More than 25 years ago in In re Caremark, the Delaware Court of Chancery held that corporate directors owe a duty of oversight, which requires that directors in good faith both (a) implement a reasonable system for causing information to be transmitted to the board and (b) monitor that system. Because the duty of oversight is part of the duty of loyalty, oversight claims cannot be included within a corporation’s exculpation provision, leaving the individual personally liable for monetary damages associated with any breach. Stockholders suing derivatively have asserted such so-called “Caremark” claims with increasing frequency in recent years, including in the claims asserted against directors of Blue Bell Creameries USA, Inc. in connection with that company’s listeria outbreak. In last week’s In re McDonald’s Corporation Stockholder Derivative Litigation decision, the Delaware Court of Chancery held for the first time that corporate officers also owe a fiduciary duty of oversight.
In In re McDonald’s, stockholders suing derivatively on behalf of the company asserted breach of fiduciary duty claims against several former and current officers and directors, including the company’s former Global Chief People Officer, who served when the company faced increasing public scrutiny and litigation concerning allegations of sexual harassment and misconduct within the organization. The officer, who in his role oversaw the company’s human resources function, was himself disciplined and ultimately terminated reportedly based on allegations of sexual harassment. The stockholders alleged that the officer (1) breached his duty of oversight by exercising inadequate oversight in response to risks of sexual harassment and misconduct at the company and its franchises and (2) breached his duty of loyalty by personally engaging in acts of sexual harassment.
Officer Duty of Oversight
The officer moved to dismiss, arguing in part that Delaware law did not impose on officers any obligation comparable to the duty of oversight imposed on directors. Vice Chancellor Laster disagreed. While acknowledging that “to date, Delaware cases have only applied the duty of oversight to directors,” the Court held that the reasons for that duty’s application to directors applied equally to officers and noted the Delaware Supreme Court’s prior pronouncement that “the fiduciary duties of officers are the same as those of directors.”
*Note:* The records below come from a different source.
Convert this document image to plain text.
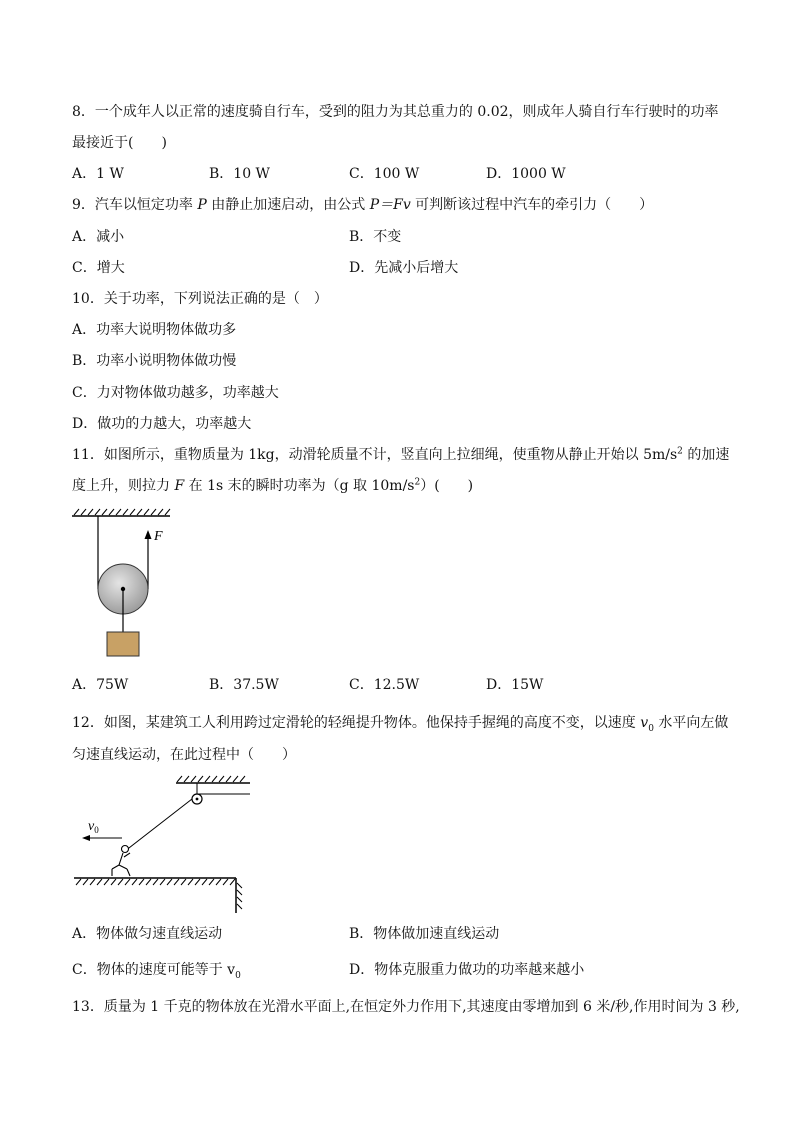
8．一个成年人以正常的速度骑自行车，受到的阻力为其总重力的 0.02，则成年人骑自行车行驶时的功率
最接近于(　　)
A．1 W	B．10 W	C．100 W	D．1000 W
9．汽车以恒定功率 P 由静止加速启动，由公式 P＝Fv 可判断该过程中汽车的牵引力（　　）
A．减小	B．不变
C．增大	D．先减小后增大
10．关于功率，下列说法正确的是（　）
A．功率大说明物体做功多
B．功率小说明物体做功慢
C．力对物体做功越多，功率越大
D．做功的力越大，功率越大
11．如图所示，重物质量为 1kg，动滑轮质量不计，竖直向上拉细绳，使重物从静止开始以 $5m/s^2$ 的加速
度上升，则拉力 F 在 1s 末的瞬时功率为（g 取 $10m/s^2$）(　　)
F
A．75W	B．37.5W	C．12.5W	D．15W
12．如图，某建筑工人利用跨过定滑轮的轻绳提升物体。他保持手握绳的高度不变，以速度 $v_0$ 水平向左做
匀速直线运动，在此过程中（　　）
$v_0$
A．物体做匀速直线运动	B．物体做加速直线运动
C．物体的速度可能等于 $v_0$	D．物体克服重力做功的功率越来越小
13．质量为 1 千克的物体放在光滑水平面上,在恒定外力作用下,其速度由零增加到 6 米/秒,作用时间为 3 秒,
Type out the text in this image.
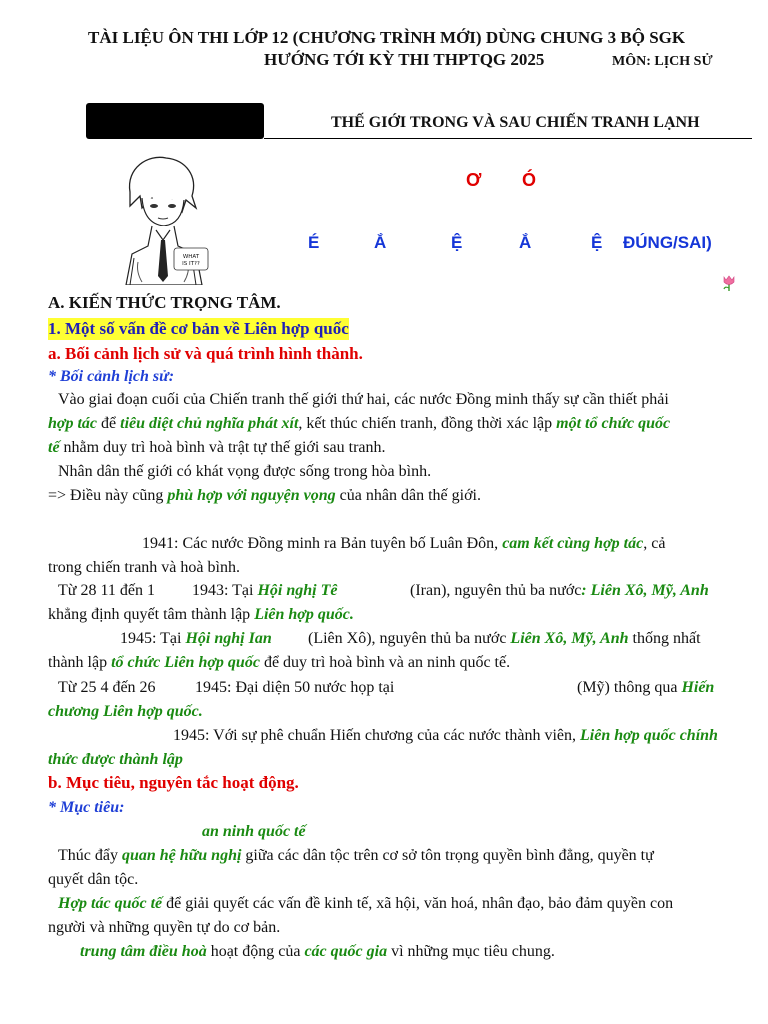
TÀI LIỆU ÔN THI LỚP 12 (CHƯƠNG TRÌNH MỚI) DÙNG CHUNG 3 BỘ SGK
HƯỚNG TỚI KỲ THI THPTQG 2025	MÔN: LỊCH SỬ
THẾ GIỚI TRONG VÀ SAU CHIẾN TRANH LẠNH
WHAT
IS IT??
Ơ Ó
É	Ắ	Ệ	Ắ	Ệ ĐÚNG/SAI)
A. KIẾN THỨC TRỌNG TÂM.
1. Một số vấn đề cơ bản về Liên hợp quốc
a. Bối cảnh lịch sử và quá trình hình thành.
* Bối cảnh lịch sử:
Vào giai đoạn cuối của Chiến tranh thế giới thứ hai, các nước Đồng minh thấy sự cần thiết phải
hợp tác để tiêu diệt chủ nghĩa phát xít, kết thúc chiến tranh, đồng thời xác lập một tổ chức quốc
tế nhằm duy trì hoà bình và trật tự thế giới sau tranh.
Nhân dân thế giới có khát vọng được sống trong hòa bình.
=> Điều này cũng phù hợp với nguyện vọng của nhân dân thế giới.
1941: Các nước Đồng minh ra Bản tuyên bố Luân Đôn, cam kết cùng hợp tác, cả
trong chiến tranh và hoà bình.
Từ 28 11 đến 1 1943: Tại Hội nghị Tê	(Iran), nguyên thủ ba nước: Liên Xô, Mỹ, Anh
khẳng định quyết tâm thành lập Liên hợp quốc.
1945: Tại Hội nghị Ian (Liên Xô), nguyên thủ ba nước Liên Xô, Mỹ, Anh thống nhất
thành lập tổ chức Liên hợp quốc để duy trì hoà bình và an ninh quốc tế.
Từ 25 4 đến 26 1945: Đại diện 50 nước họp tại	(Mỹ) thông qua Hiến
chương Liên hợp quốc.
1945: Với sự phê chuẩn Hiến chương của các nước thành viên, Liên hợp quốc chính
thức được thành lập
b. Mục tiêu, nguyên tắc hoạt động.
* Mục tiêu:
an ninh quốc tế
Thúc đẩy quan hệ hữu nghị giữa các dân tộc trên cơ sở tôn trọng quyền bình đẳng, quyền tự
quyết dân tộc.
Hợp tác quốc tế để giải quyết các vấn đề kinh tế, xã hội, văn hoá, nhân đạo, bảo đảm quyền con
người và những quyền tự do cơ bản.
trung tâm điều hoà hoạt động của các quốc gia vì những mục tiêu chung.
While the Court confirmed that officers owe a duty of oversight, its holding does not open the door to broad officer liability for any claims where a company’s reporting system is inadequate or not reasonably monitored. Importantly, the Court held that officers and directors both owe duties of oversight, but it acknowledged that an officer’s scope of oversight—and thus the scope of duty—may be narrower than a director’s. As the Court put it, “Although the duty of oversight applies equally to officers, its context-driven application will differ.” Some officers, like the CEO or the Chief Compliance Officer, “likely will have company-wide oversight portfolios.” Other officers have particular areas of responsibility, and the officer’s duty applies only within that area. “For example, the . . . Chief Legal Officer is responsible for legal oversight and for making a good faith effort to establish reasonable information systems to cover that area.”An officer’s duty to address and report serious misconduct generally only exists within the officer’s area, although a “sufficiently prominent” red flag—for example, credible information that the corporation is violating the law—might require an officer to act even if it falls outside the officer’s domain.
Moreover, as with the director’s duty of oversight, establishing a breach of an officer’s duty of oversight requires pleading, and later proving, disloyal conduct that takes the form of bad faith. That is, the officer must consciously fail to make a good faith effort to establish information systems, or the officer must consciously ignore red flags.
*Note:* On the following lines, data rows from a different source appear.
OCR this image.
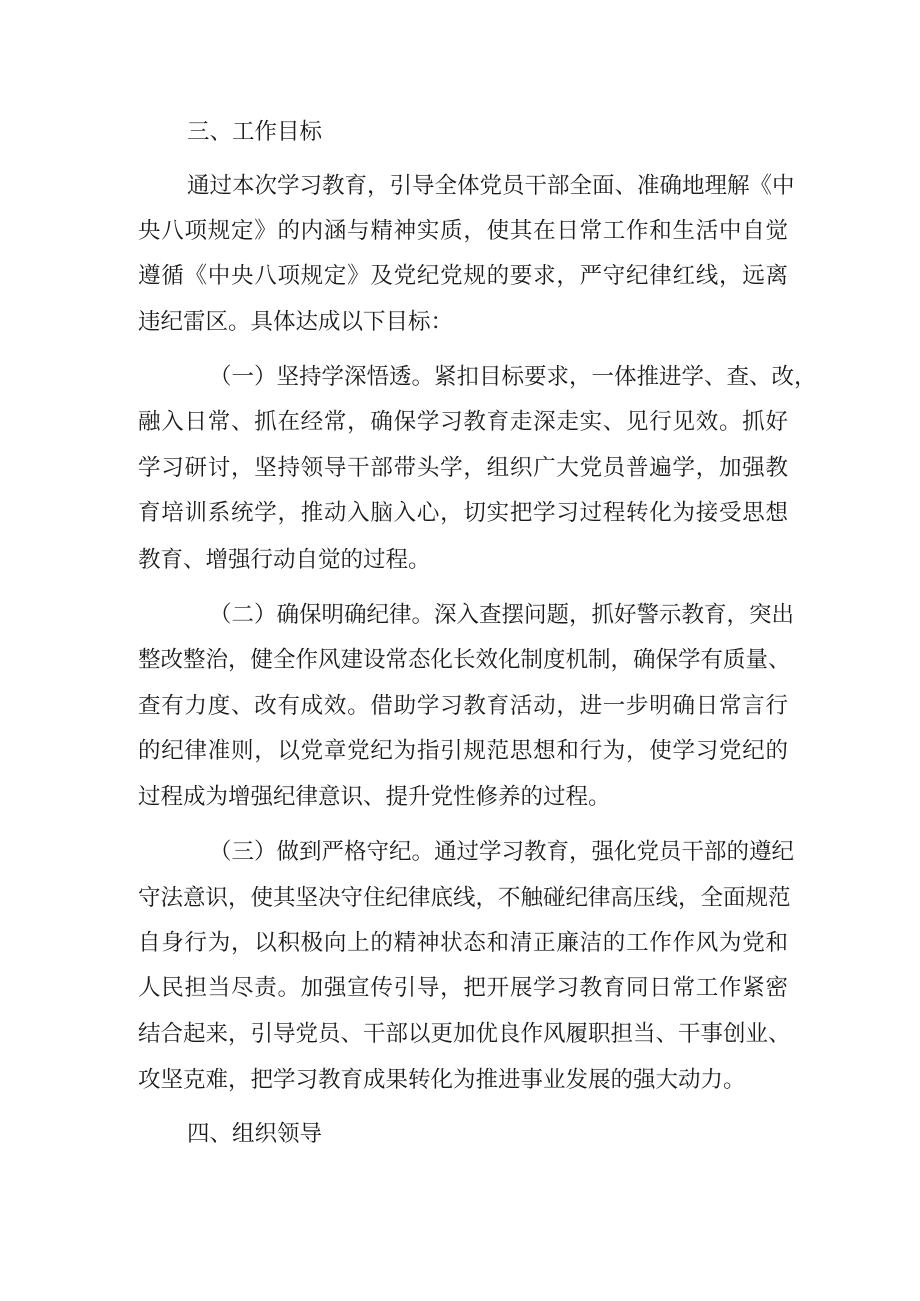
三、工作目标
通过本次学习教育，引导全体党员干部全面、准确地理解《中
央八项规定》的内涵与精神实质，使其在日常工作和生活中自觉
遵循《中央八项规定》及党纪党规的要求，严守纪律红线，远离
违纪雷区。具体达成以下目标：
（一）坚持学深悟透。紧扣目标要求，一体推进学、查、改，
融入日常、抓在经常，确保学习教育走深走实、见行见效。抓好
学习研讨，坚持领导干部带头学，组织广大党员普遍学，加强教
育培训系统学，推动入脑入心，切实把学习过程转化为接受思想
教育、增强行动自觉的过程。
（二）确保明确纪律。深入查摆问题，抓好警示教育，突出
整改整治，健全作风建设常态化长效化制度机制，确保学有质量、
查有力度、改有成效。借助学习教育活动，进一步明确日常言行
的纪律准则，以党章党纪为指引规范思想和行为，使学习党纪的
过程成为增强纪律意识、提升党性修养的过程。
（三）做到严格守纪。通过学习教育，强化党员干部的遵纪
守法意识，使其坚决守住纪律底线，不触碰纪律高压线，全面规范
自身行为，以积极向上的精神状态和清正廉洁的工作作风为党和
人民担当尽责。加强宣传引导，把开展学习教育同日常工作紧密
结合起来，引导党员、干部以更加优良作风履职担当、干事创业、
攻坚克难，把学习教育成果转化为推进事业发展的强大动力。
四、组织领导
And because these breach of fiduciary duty claims must be brought in the name of the company, a stockholder cannot bring any breach of the duty of loyalty claim against an officer without showing that the company’s board wrongfully refused a demand to bring the claim or that demand would be futile. Indeed, the Court described this requirement as the “bulwark against the stockholders liberally asserting oversight claims against officers.”
Officer Duty of Loyalty
Delaware law has long recognized that officers owe a fiduciary duty of loyalty. As to the second claim against the former Global Chief People Officer, for alleged breach of this duty based on his alleged personal engagement in acts of sexual harassment, the Court also held that plaintiffs adequately stated a claim. The Court reasoned that engaging in sexual harassment is necessarily not in the best interests of the company, and thus an allegation that a fiduciary engaged in such acts that harmed the company is a colorable claim for breach of the duty of loyalty.
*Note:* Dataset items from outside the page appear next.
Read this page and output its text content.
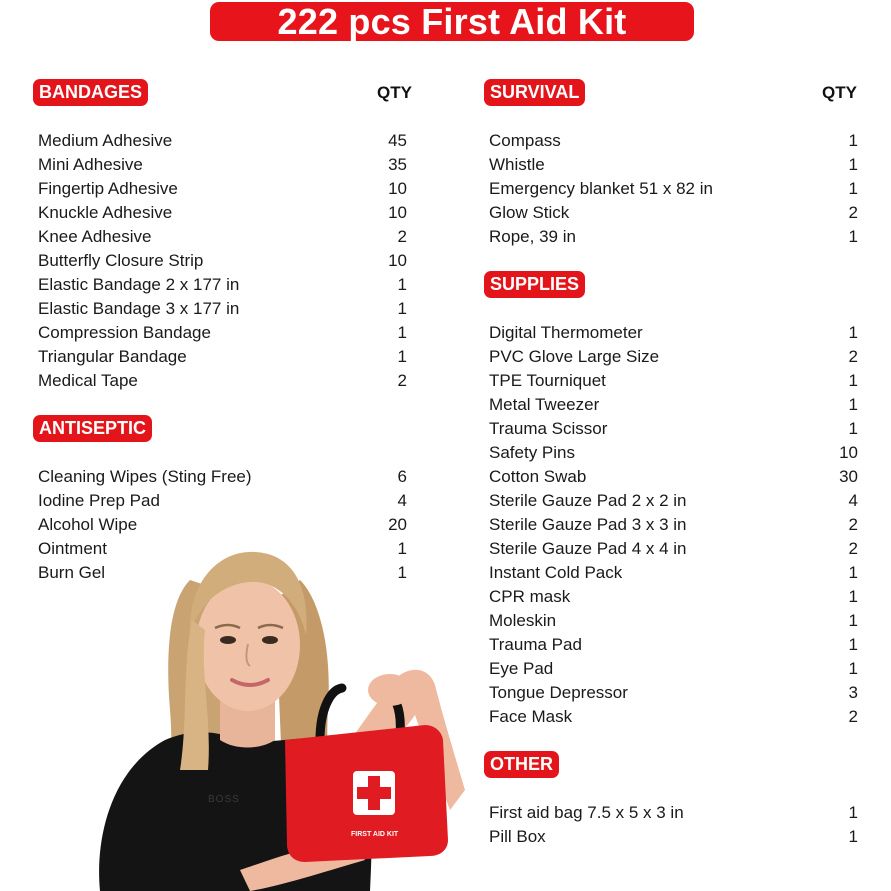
222 pcs First Aid Kit
BANDAGES	QTY
Medium Adhesive	45
Mini Adhesive	35
Fingertip Adhesive	10
Knuckle Adhesive	10
Knee Adhesive	2
Butterfly Closure Strip	10
Elastic Bandage 2 x 177 in	1
Elastic Bandage 3 x 177 in	1
Compression Bandage	1
Triangular Bandage	1
Medical Tape	2
ANTISEPTIC
Cleaning Wipes (Sting Free)	6
Iodine Prep Pad	4
Alcohol Wipe	20
Ointment	1
Burn Gel	1
SURVIVAL	QTY
Compass	1
Whistle	1
Emergency blanket 51 x 82 in	1
Glow Stick	2
Rope, 39 in	1
SUPPLIES
Digital Thermometer	1
PVC Glove Large Size	2
TPE Tourniquet	1
Metal Tweezer	1
Trauma Scissor	1
Safety Pins	10
Cotton Swab	30
Sterile Gauze Pad 2 x 2 in	4
Sterile Gauze Pad 3 x 3 in	2
Sterile Gauze Pad 4 x 4 in	2
Instant Cold Pack	1
CPR mask	1
Moleskin	1
Trauma Pad	1
Eye Pad	1
Tongue Depressor	3
Face Mask	2
OTHER
First aid bag 7.5 x 5 x 3 in	1
Pill Box	1
BOSS
FIRST AID KIT
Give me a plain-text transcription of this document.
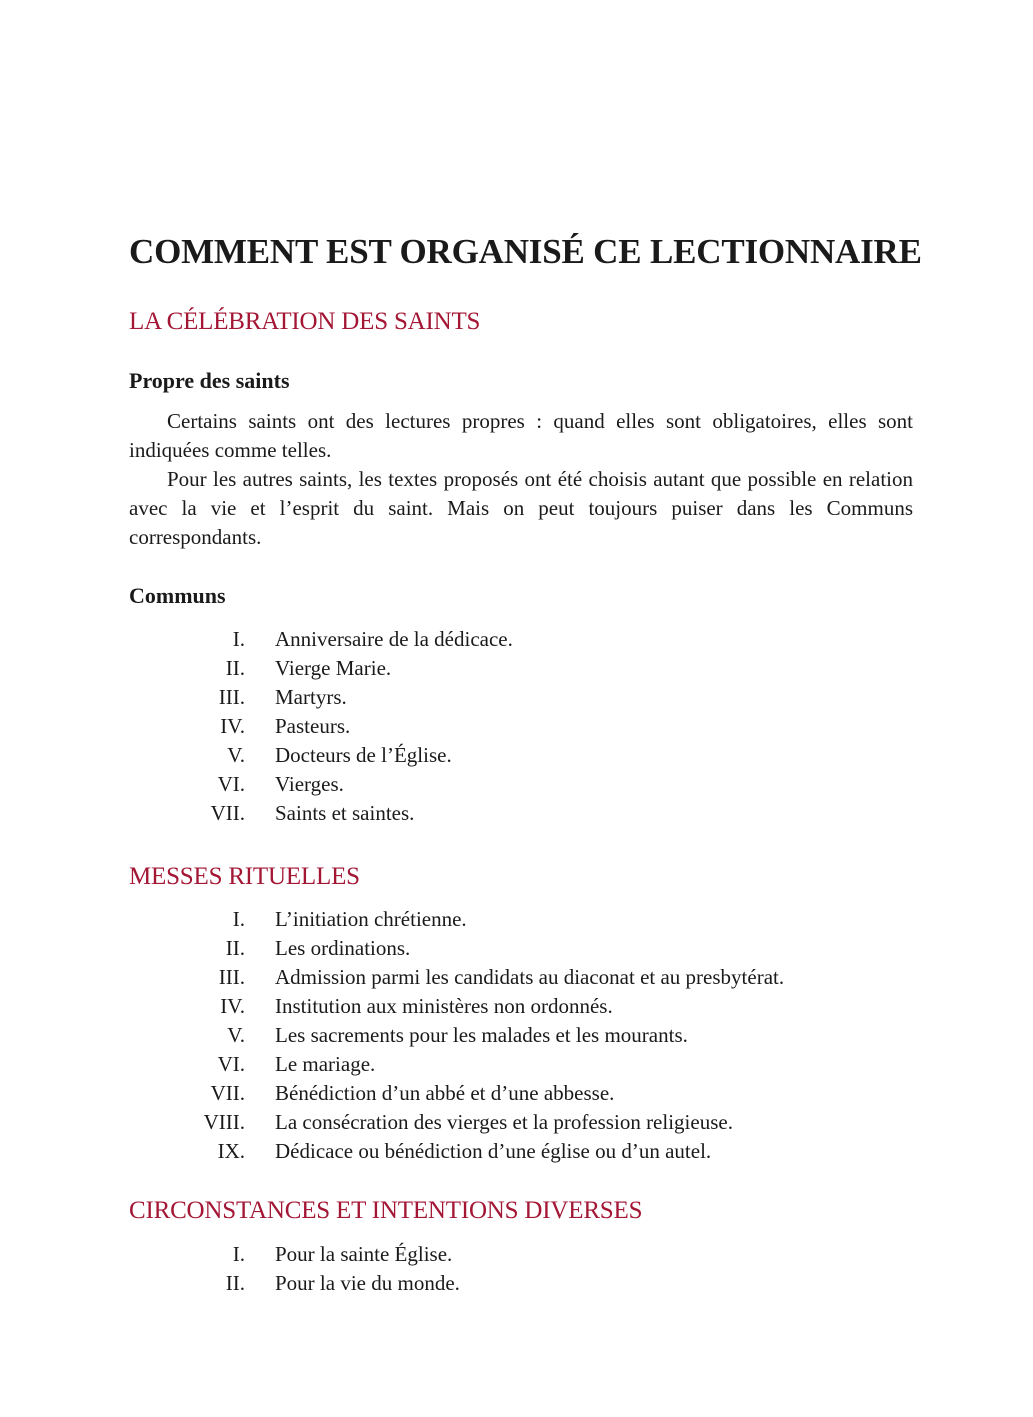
COMMENT EST ORGANISÉ CE LECTIONNAIRE
LA CÉLÉBRATION DES SAINTS
Propre des saints

Certains saints ont des lectures propres : quand elles sont obligatoires, elles sont indiquées comme telles.

Pour les autres saints, les textes proposés ont été choisis autant que possible en relation avec la vie et l’esprit du saint. Mais on peut toujours puiser dans les Communs correspondants.

Communs
I. Anniversaire de la dédicace.
II. Vierge Marie.
III. Martyrs.
IV. Pasteurs.
V. Docteurs de l’Église.
VI. Vierges.
VII. Saints et saintes.
MESSES RITUELLES
I. L’initiation chrétienne.
II. Les ordinations.
III. Admission parmi les candidats au diaconat et au presbytérat.
IV. Institution aux ministères non ordonnés.
V. Les sacrements pour les malades et les mourants.
VI. Le mariage.
VII. Bénédiction d’un abbé et d’une abbesse.
VIII. La consécration des vierges et la profession religieuse.
IX. Dédicace ou bénédiction d’une église ou d’un autel.
CIRCONSTANCES ET INTENTIONS DIVERSES
I. Pour la sainte Église.
II. Pour la vie du monde.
In re McDonald’s breaks new ground by expanding the duty of oversight to include corporate officers and by holding that an officer’s own acts of sexual harassment constitute a breach of the duty of loyalty. But the existence of an officer duty of oversight does not mean that officers will be liable when they lack perfect vision into the operations and reporting systems below them. Rather, as the Court described in discussing this officer’s alleged disregard of his oversight duties: “He was supposed to have his ear to the ground and be knowledgeable” about his area of responsibility, and upon learning of red flags he “should have been figuring out whether something was seriously wrong and either addressing it or reporting it upward.” This case underscores the importance for directors, and now corporate officers, to make a good faith effort to implement information reporting systems or controls and to address and report upward about serious misconduct.